Надо заметить, Надя превосходила саму себя, живописуя новых соседей, в словесных баталиях с которыми, надо думать, всегда одерживала победу, оправдывая мужнину фамилию. Через полгода после переезда весь подъезд в Конькове как «Отче наш» знал Кодекс административных правонарушений в части запрета на курение в общественном месте, шума в вечернее время и производимого в выходные дни ремонта. Дети вежливо здоровались с тетей Надей, управдом в жилконторе стоял по стойке «смирно», велосипедисты перестали парковать под лестницей на первом этаже свой транспорт во исполнение правил противопожарной безопасности.

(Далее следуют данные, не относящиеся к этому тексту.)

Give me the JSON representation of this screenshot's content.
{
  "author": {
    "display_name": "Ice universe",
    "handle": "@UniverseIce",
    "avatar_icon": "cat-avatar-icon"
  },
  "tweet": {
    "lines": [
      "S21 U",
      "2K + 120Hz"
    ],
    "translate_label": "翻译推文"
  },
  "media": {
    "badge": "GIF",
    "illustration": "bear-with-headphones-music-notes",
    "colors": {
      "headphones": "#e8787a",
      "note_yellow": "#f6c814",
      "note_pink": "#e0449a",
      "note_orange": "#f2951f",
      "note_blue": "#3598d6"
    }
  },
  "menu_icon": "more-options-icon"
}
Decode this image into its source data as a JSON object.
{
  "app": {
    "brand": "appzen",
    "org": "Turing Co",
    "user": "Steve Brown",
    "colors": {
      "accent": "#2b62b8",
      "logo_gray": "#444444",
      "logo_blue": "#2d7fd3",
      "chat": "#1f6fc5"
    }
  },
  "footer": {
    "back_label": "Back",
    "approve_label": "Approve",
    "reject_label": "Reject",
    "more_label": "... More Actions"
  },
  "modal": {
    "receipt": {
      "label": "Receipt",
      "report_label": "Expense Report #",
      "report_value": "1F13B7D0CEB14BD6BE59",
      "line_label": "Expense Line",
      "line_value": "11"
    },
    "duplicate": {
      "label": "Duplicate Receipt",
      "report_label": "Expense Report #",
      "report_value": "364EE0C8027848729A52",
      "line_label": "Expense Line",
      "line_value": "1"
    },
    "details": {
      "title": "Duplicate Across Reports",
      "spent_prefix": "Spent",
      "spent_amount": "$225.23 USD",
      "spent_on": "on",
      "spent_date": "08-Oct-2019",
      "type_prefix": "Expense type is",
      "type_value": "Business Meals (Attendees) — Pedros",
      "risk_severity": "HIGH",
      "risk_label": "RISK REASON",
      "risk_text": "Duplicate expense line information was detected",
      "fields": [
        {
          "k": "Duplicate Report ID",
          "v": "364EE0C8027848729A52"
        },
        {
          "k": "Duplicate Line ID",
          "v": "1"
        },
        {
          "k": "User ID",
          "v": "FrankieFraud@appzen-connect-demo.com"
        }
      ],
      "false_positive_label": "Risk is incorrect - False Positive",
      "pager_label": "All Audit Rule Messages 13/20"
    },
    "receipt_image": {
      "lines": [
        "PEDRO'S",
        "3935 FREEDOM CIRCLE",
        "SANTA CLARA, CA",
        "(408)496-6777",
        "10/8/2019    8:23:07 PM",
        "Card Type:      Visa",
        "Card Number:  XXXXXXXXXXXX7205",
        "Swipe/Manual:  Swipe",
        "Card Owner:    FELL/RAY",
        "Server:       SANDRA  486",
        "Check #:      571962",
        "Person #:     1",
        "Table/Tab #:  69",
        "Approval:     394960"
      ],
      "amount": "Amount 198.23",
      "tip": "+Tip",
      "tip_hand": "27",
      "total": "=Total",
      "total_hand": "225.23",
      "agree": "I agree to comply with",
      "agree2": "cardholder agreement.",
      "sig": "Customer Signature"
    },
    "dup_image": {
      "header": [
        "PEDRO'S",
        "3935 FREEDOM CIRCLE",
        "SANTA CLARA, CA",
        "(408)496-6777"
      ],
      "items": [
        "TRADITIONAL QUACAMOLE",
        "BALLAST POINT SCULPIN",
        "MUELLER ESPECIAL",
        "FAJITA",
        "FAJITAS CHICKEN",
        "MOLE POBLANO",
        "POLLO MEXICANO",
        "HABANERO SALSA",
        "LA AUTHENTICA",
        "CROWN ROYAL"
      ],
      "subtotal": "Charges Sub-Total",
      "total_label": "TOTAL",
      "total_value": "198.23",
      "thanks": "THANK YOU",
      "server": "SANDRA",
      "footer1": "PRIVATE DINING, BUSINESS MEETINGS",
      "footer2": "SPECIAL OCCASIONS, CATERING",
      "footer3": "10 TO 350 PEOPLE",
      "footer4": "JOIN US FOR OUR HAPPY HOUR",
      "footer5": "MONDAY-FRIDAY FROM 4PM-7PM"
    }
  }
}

Вскоре Надежда получила почетное звание старшей по дому, что было одобрено и запротоколировано на общем собрании собственников жилья. Под чутким руководством Надежды Бенционовны отдельно взятый дом в Конькове являл собой, пожалуй, единственный в этом районе образец высокой культуры быта.

Втайне Анна Ионовна радовалась, что организаторские способности дочери проявились вовремя, то есть после переезда. Трудно было представить профессорский и консерваторский состав аристократического дома в Брюсовом переулке, пляшущий под дудку Надежды Бенционовны. Как-то Надя попыталась отчитать старичка-академика, который курил трубку, спускаясь по лестнице, но вняла просьбам матери не приставать к ее соседям – «слышишь, Надя, моим соседям», с которыми прожит бок о бок почти век.